Autofahrer dürfen während der Fahrt ein Navigationsgerät nicht mit der Fernbedienung bedienen. Dagegen kann ein Bußgeld von 100 Euro verhängt werden.
Daniela Lorenz
Im vorliegenden Fall hatte der Autofahrer die Fernbedienung für das Navigationsgerät aus der Halterung am Armaturenbrett genommen, um es mit der Hand während der Fahrt zu bedienen. Die Fernbedienung hätte auch in der Halterung bedient werden können. Das Oberlandesgericht Köln bestätigt nun mit einem Beschluss das Bußgeld in Höhe von 100 Euro gegen den Autofahrer.

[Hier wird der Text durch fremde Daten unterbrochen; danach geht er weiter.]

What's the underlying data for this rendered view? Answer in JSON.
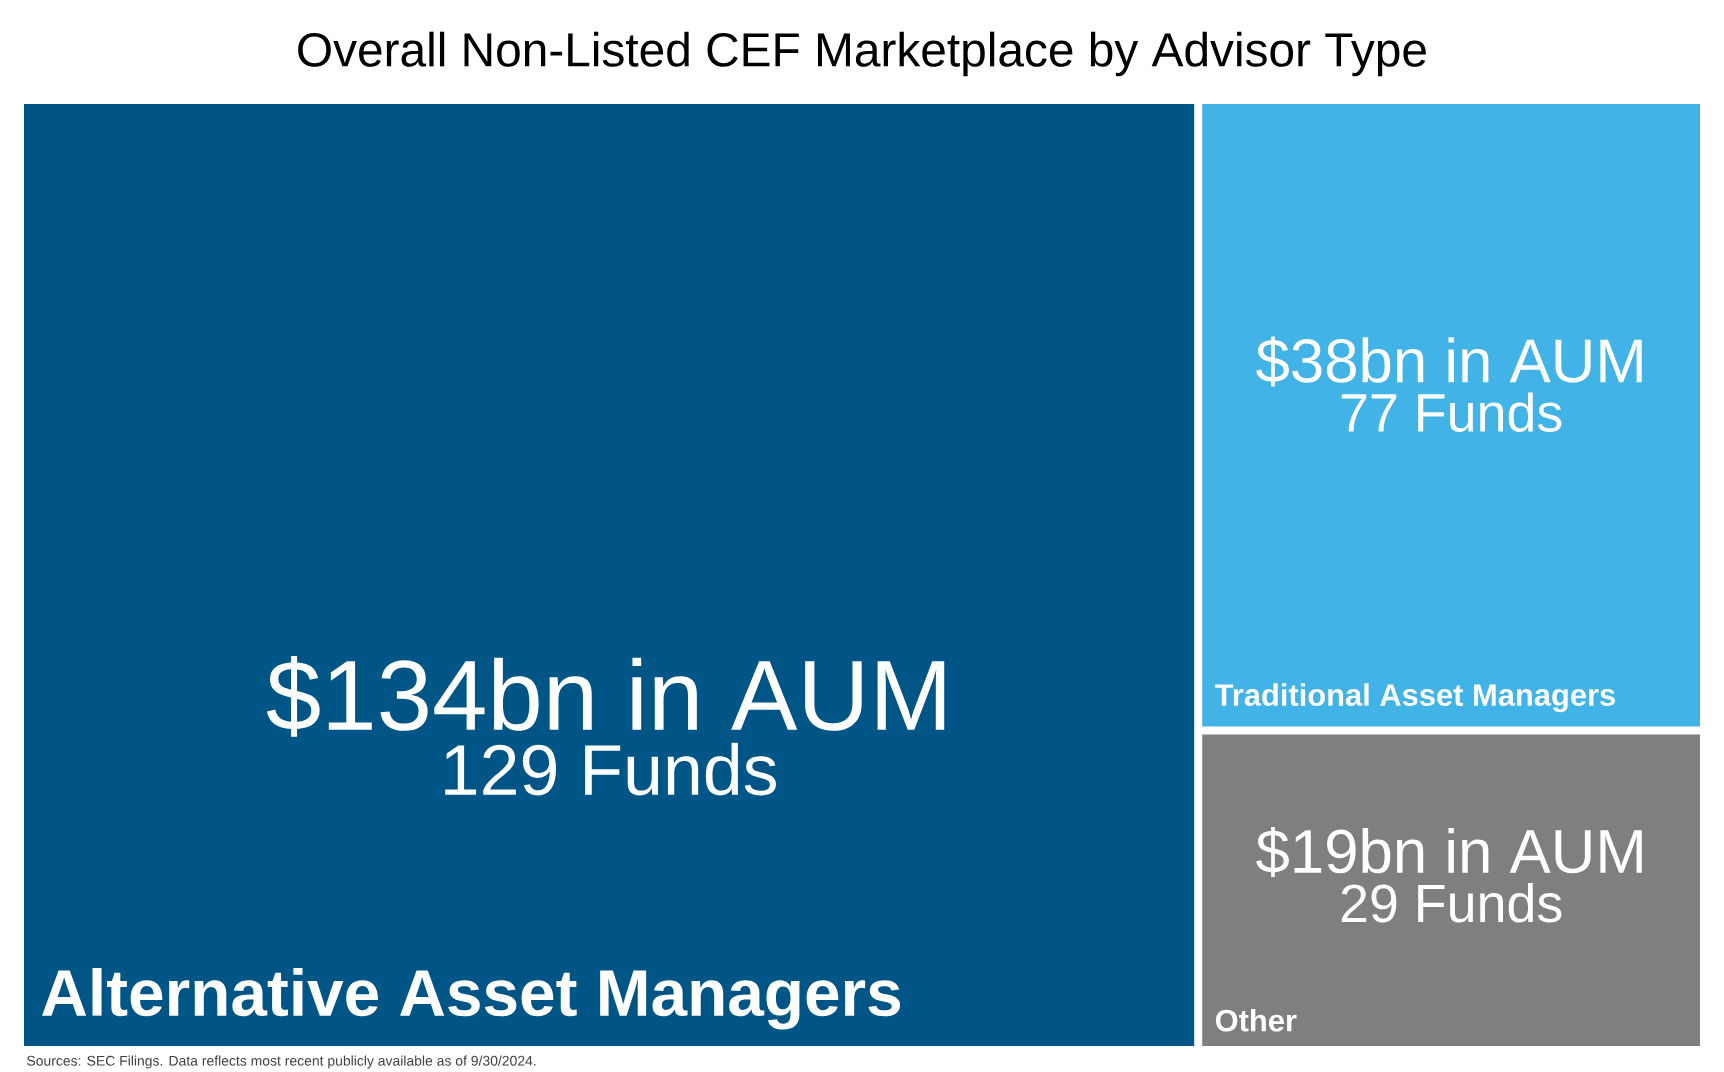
{
  "chart_data": {
    "type": "other",
    "title": "Overall Non-Listed CEF Marketplace by Advisor Type",
    "categories": [
      "Alternative Asset Managers",
      "Traditional Asset Managers",
      "Other"
    ],
    "series": [
      {
        "colors": [
          "#005587",
          "#41b3e6",
          "#7f7f7f"
        ],
        "values": [
          134,
          38,
          19
        ],
        "value_labels": [
          "$134bn in AUM",
          "$38bn in AUM",
          "$19bn in AUM"
        ]
      },
      {
        "values": [
          129,
          77,
          29
        ],
        "value_labels": [
          "129 Funds",
          "77 Funds",
          "29 Funds"
        ]
      }
    ],
    "annotations": [
      "Sources: SEC Filings. Data reflects most recent publicly available as of 9/30/2024."
    ]
  }
}
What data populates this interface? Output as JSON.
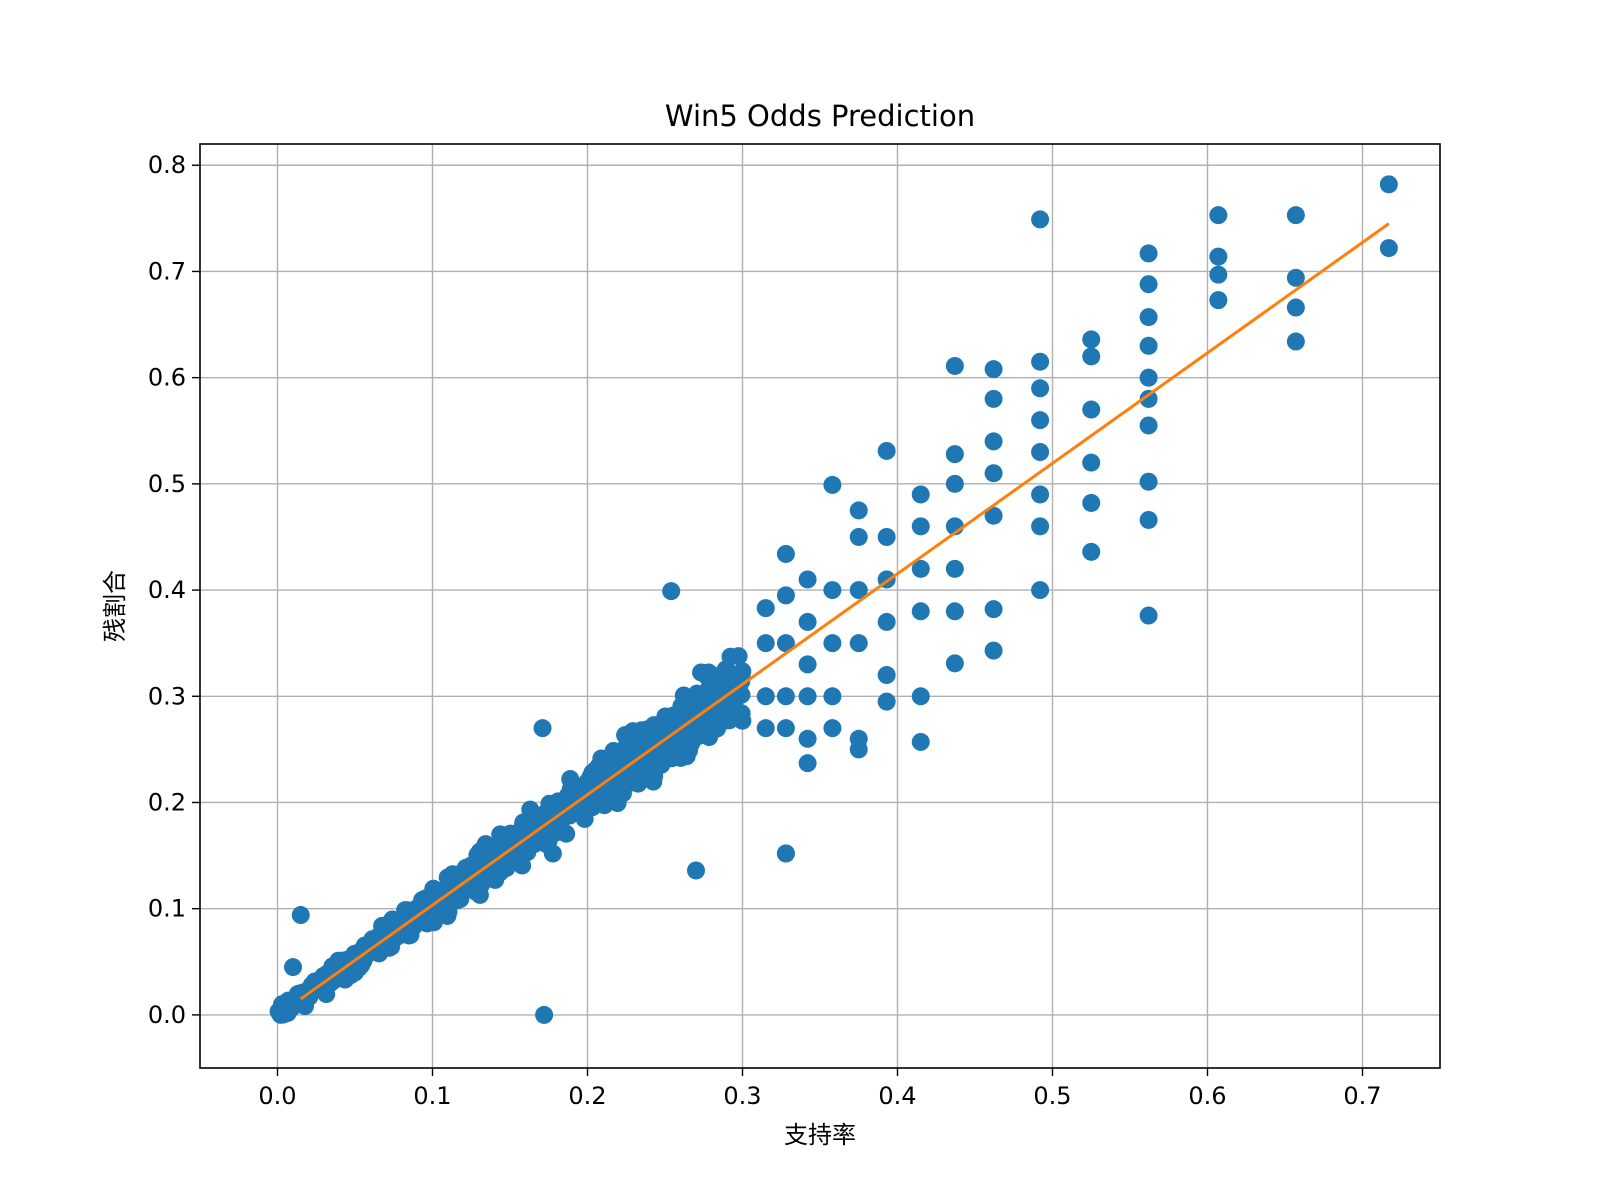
{
  "chart_data": {
    "type": "scatter",
    "title": "Win5 Odds Prediction",
    "xlabel": "支持率",
    "ylabel": "残割合",
    "xlim": [
      -0.05,
      0.75
    ],
    "ylim": [
      -0.05,
      0.82
    ],
    "xticks": [
      "0.0",
      "0.1",
      "0.2",
      "0.3",
      "0.4",
      "0.5",
      "0.6",
      "0.7"
    ],
    "yticks": [
      "0.0",
      "0.1",
      "0.2",
      "0.3",
      "0.4",
      "0.5",
      "0.6",
      "0.7",
      "0.8"
    ],
    "grid": true,
    "colors": {
      "points": "#1f77b4",
      "fit_line": "#ff7f0e",
      "grid": "#b0b0b0"
    },
    "fit_line": {
      "x": [
        0.015,
        0.717
      ],
      "y": [
        0.015,
        0.745
      ]
    },
    "outliers": {
      "x": [
        0.717,
        0.717,
        0.492,
        0.607,
        0.607,
        0.607,
        0.607,
        0.657,
        0.657,
        0.657,
        0.657,
        0.562,
        0.562,
        0.562,
        0.562,
        0.562,
        0.562,
        0.562,
        0.562,
        0.562,
        0.562,
        0.525,
        0.525,
        0.525,
        0.525,
        0.525,
        0.525,
        0.492,
        0.492,
        0.492,
        0.492,
        0.492,
        0.492,
        0.492,
        0.462,
        0.462,
        0.462,
        0.462,
        0.462,
        0.462,
        0.462,
        0.437,
        0.437,
        0.437,
        0.437,
        0.437,
        0.437,
        0.437,
        0.415,
        0.415,
        0.415,
        0.415,
        0.415,
        0.415,
        0.393,
        0.393,
        0.393,
        0.393,
        0.393,
        0.393,
        0.375,
        0.375,
        0.375,
        0.375,
        0.375,
        0.375,
        0.358,
        0.358,
        0.358,
        0.358,
        0.358,
        0.342,
        0.342,
        0.342,
        0.342,
        0.342,
        0.342,
        0.328,
        0.328,
        0.328,
        0.328,
        0.328,
        0.328,
        0.315,
        0.315,
        0.315,
        0.315,
        0.172,
        0.254,
        0.171,
        0.328,
        0.27,
        0.015,
        0.01
      ],
      "y": [
        0.782,
        0.722,
        0.749,
        0.753,
        0.714,
        0.697,
        0.673,
        0.753,
        0.694,
        0.666,
        0.634,
        0.717,
        0.688,
        0.657,
        0.63,
        0.6,
        0.58,
        0.555,
        0.502,
        0.466,
        0.376,
        0.636,
        0.62,
        0.57,
        0.52,
        0.482,
        0.436,
        0.615,
        0.59,
        0.56,
        0.53,
        0.49,
        0.46,
        0.4,
        0.608,
        0.58,
        0.54,
        0.51,
        0.47,
        0.382,
        0.343,
        0.611,
        0.528,
        0.5,
        0.46,
        0.42,
        0.38,
        0.331,
        0.49,
        0.46,
        0.42,
        0.38,
        0.3,
        0.257,
        0.531,
        0.45,
        0.41,
        0.37,
        0.32,
        0.295,
        0.475,
        0.45,
        0.4,
        0.35,
        0.26,
        0.25,
        0.499,
        0.4,
        0.35,
        0.3,
        0.27,
        0.41,
        0.37,
        0.33,
        0.3,
        0.26,
        0.237,
        0.434,
        0.395,
        0.35,
        0.3,
        0.27,
        0.152,
        0.383,
        0.35,
        0.3,
        0.27,
        0.0,
        0.399,
        0.27,
        0.152,
        0.136,
        0.094,
        0.045
      ]
    },
    "cluster": {
      "x_min": 0.0,
      "x_max": 0.3,
      "description_points": 900
    }
  }
}
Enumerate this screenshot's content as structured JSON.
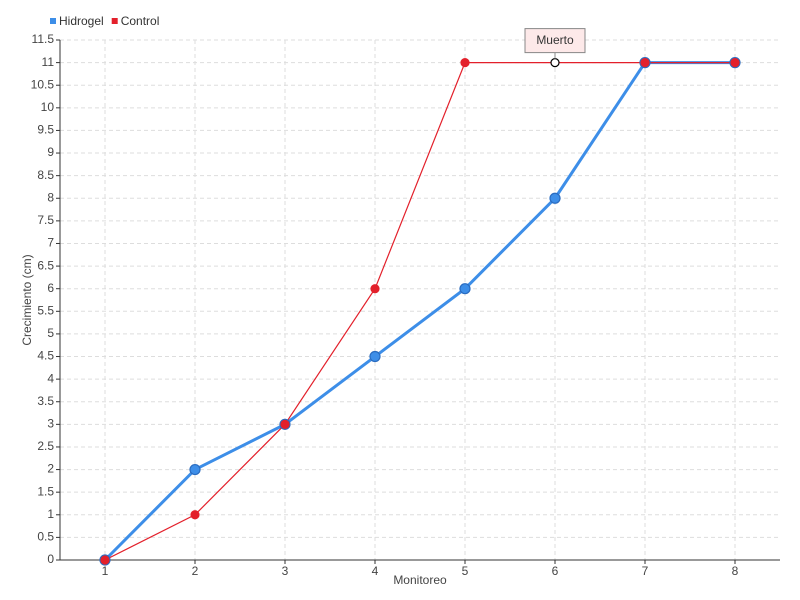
{
  "chart_data": {
    "type": "line",
    "x": [
      1,
      2,
      3,
      4,
      5,
      6,
      7,
      8
    ],
    "series": [
      {
        "name": "Hidrogel",
        "color": "#3d8ee8",
        "values": [
          0,
          2,
          3,
          4.5,
          6,
          8,
          11,
          11
        ]
      },
      {
        "name": "Control",
        "color": "#e3202b",
        "values": [
          0,
          1,
          3,
          6,
          11,
          11,
          11,
          11
        ]
      }
    ],
    "xlim": [
      0.5,
      8.5
    ],
    "xticks": [
      1,
      2,
      3,
      4,
      5,
      6,
      7,
      8
    ],
    "ylim": [
      0,
      11.5
    ],
    "yticks": [
      0,
      0.5,
      1,
      1.5,
      2,
      2.5,
      3,
      3.5,
      4,
      4.5,
      5,
      5.5,
      6,
      6.5,
      7,
      7.5,
      8,
      8.5,
      9,
      9.5,
      10,
      10.5,
      11,
      11.5
    ],
    "xlabel": "Monitoreo",
    "ylabel": "Crecimiento (cm)",
    "grid": true,
    "legend": "top-left",
    "annotations": [
      {
        "text": "Muerto",
        "series": 1,
        "index": 5
      }
    ]
  }
}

Bei der Fernbedienung habe es sich um ein "der Information oder Organisation dienendes elektronisches Gerät" im Sinne von § 23 Abs. 1a Straßenverkehrs-Ordnung (StVO) gehandelt, so das Oberlandesgericht. Die Fernbedienung steuere als elektronisches Gerät das zum Endgerät gelangende Signal mittels elektronischer Schaltungen unter Nutzung einer eigenen Stromversorgung. Sie diene auch der Organisation der Ausgabe auf dem Display des ausdrücklich in § 23 Abs. 1a S. 2 StVO genannten Navigationsgerätes (aus dem Beschluss des OLG Köln v. 05.02.2020, Az. III-1 RBs 27/20).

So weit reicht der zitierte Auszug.